Reflections was written for William Anderson, who taught me much about the guitar.  An additional source is the relationship of the guitar to the contrabass: the four lowest strings of the guitar--E, A, D, G--are the same as the bass strings, one octave higher.  In 1995, I wrote a work for left-hand piano, contrabass and drums, Trio basso, and Reflections is related to it, with some identical chordal passages, punctuated by percussive sounds.

Dina Koston is the co-founder with Leon Fleisher of the Theater Chamber Players. She has resumed composing in recent years with a number of chamber works. Her music has been performed at the Yale University Summer Festival (Wordplay with Phyllis Bryn-Julson), at Lawrence University, at Tanglewood, in recital in New York, and in the Washington, D.C. area by the Theater Chamber Players.  She has written for productions at Cafe LaMama and Arena Stage. Trio of Winds, commissioned by Lawrence University will be given its first performance in May 1999, and a Library of Congress commission will be performed in recital in March 2000.


 Piano Trio in C Major, Op. 87 by Johannes Brahms.

In the opening waltz-time sonata-form allegro of this wonderful second piano trio Brahms displays mastery of his art with concise surprises.  The violin and cello play together notes accented on the first beat and the piano enters with an "in-three" rhythm that suggests a different emphasis.  The syncopated sonic result is richly complex.  In the development, just when we might expect a dense crowd of sounds Brahms gives us a light-textured dance, with strings playing an augmented version of the first theme and piano agreeably accompanying the couple with triplet figures.  The final measures are a satisfying unison, with the piano at last getting its chance at the brief main theme.

The Andante is a theme and five variations.  Its minor mode, 2/4 meter and first-beat accent in the opening string melody give it a Brahmsian "Gypsy" coloring, for these are the features of nearly all his settings of Hungarian folk songs he called Zigeunerlieder. Both themes one played by the strings, one by the piano are treated to imaginative variation.

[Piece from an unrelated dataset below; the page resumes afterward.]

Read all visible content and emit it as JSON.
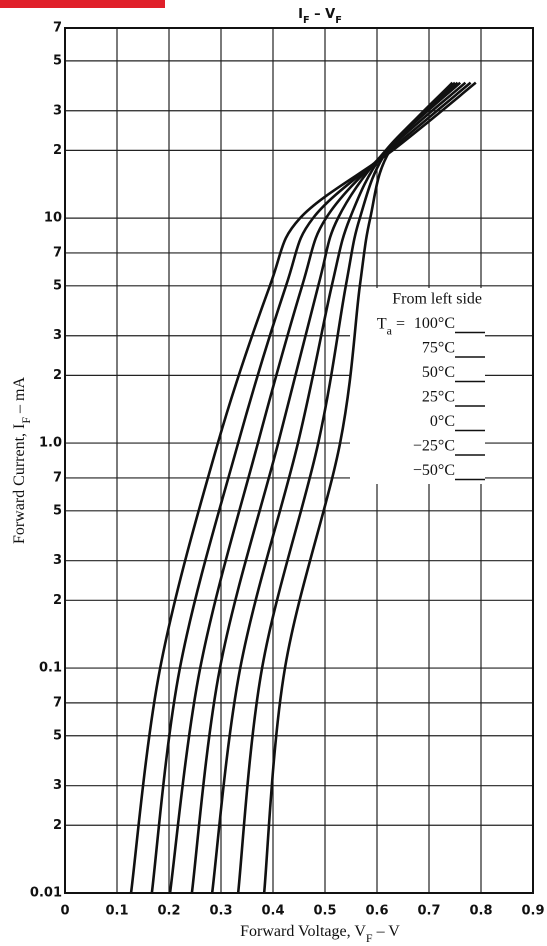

The C-minor scherzo in 6/8 moves quickly and quietly, projecting amysterious quality of skittering unpredictability.  Its brief major-modetrio section is a reassuring contrast.

In the 4/4 sonata-form Finale Brahms keeps to his pattern of balancing both string instruments against the piano.  Here robust energy continually increases, so that by the final coda, somewhat demonic-sounding arpeggios in the piano notwithstanding, the curtain seems to come down on a true celebration.  Brahms was uncommonly happy with this work and sent it to his publisher with these words:   "You have not so far had such a beautiful trio from me and very probably have not published one to match it in the last ten years."